Charcoal-making site, Sevenchurches, Co. Wicklow
Co. Wicklow |
Kilns
Scattered across the wooded slopes around Glendalough's Upper Lake, dozens of oval earthen platforms sit quietly among the trees, easy to overlook and rarely remarked upon by visitors making for the more celebrated monastic ruins nearby.
These are the physical remnants of charcoal production, an industry that left its mark on this valley in the form of levelled, slightly raised or cut terraces, each one the working surface where a carefully stacked mound of timber would have been covered with earth or turf and set to smoulder slowly, converting wood into the high-carbon fuel that smelting and metalworking demanded.

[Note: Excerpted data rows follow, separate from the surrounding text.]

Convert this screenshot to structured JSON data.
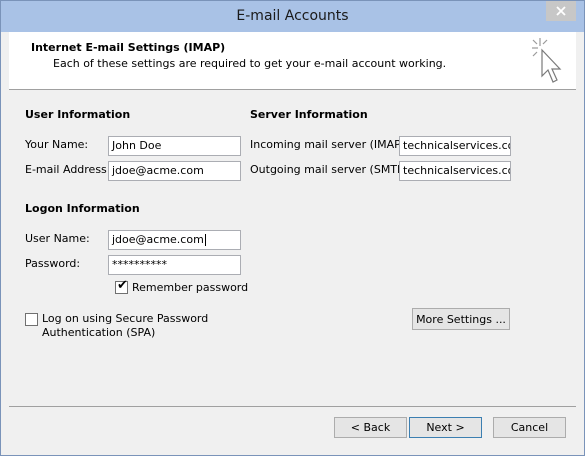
{
  "window": {
    "title": "E-mail Accounts"
  },
  "header": {
    "title": "Internet E-mail Settings (IMAP)",
    "subtitle": "Each of these settings are required to get your e-mail account working.",
    "icon": "cursor-sparkle-icon"
  },
  "user_info": {
    "heading": "User Information",
    "name_label": "Your Name:",
    "name_value": "John Doe",
    "email_label": "E-mail Address:",
    "email_value": "jdoe@acme.com"
  },
  "server_info": {
    "heading": "Server Information",
    "incoming_label": "Incoming mail server (IMAP):",
    "incoming_value": "technicalservices.com",
    "outgoing_label": "Outgoing mail server (SMTP):",
    "outgoing_value": "technicalservices.com"
  },
  "logon_info": {
    "heading": "Logon Information",
    "username_label": "User Name:",
    "username_value": "jdoe@acme.com",
    "password_label": "Password:",
    "password_value": "**********",
    "remember_label": "Remember password",
    "remember_checked": true
  },
  "spa": {
    "label_line1": "Log on using Secure Password",
    "label_line2": "Authentication (SPA)",
    "checked": false
  },
  "buttons": {
    "more_settings": "More Settings ...",
    "back": "< Back",
    "next": "Next >",
    "cancel": "Cancel"
  }
}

Around seventy-five of these platforms have been recorded on the northern and southern sides of the Upper Lake and to the west and south-west of Reefert Church, one of the small Romanesque ruins within the Glendalough monastic complex. Each platform measures roughly nine metres by six metres, oval in outline, and they appear at irregular intervals across the terrain. A further forty similar platforms were also noted in related surveys, the figures drawn from work by Ua Riain in 1940 and Healy in 1972. The sheer number of them points to sustained industrial activity rather than occasional or opportunistic burning. Glendalough's valley, with its steep oakwood hillsides and proximity to the early medieval monastic settlement, would have provided both the raw material and the demand, since metalworking of various kinds was practised within such communities.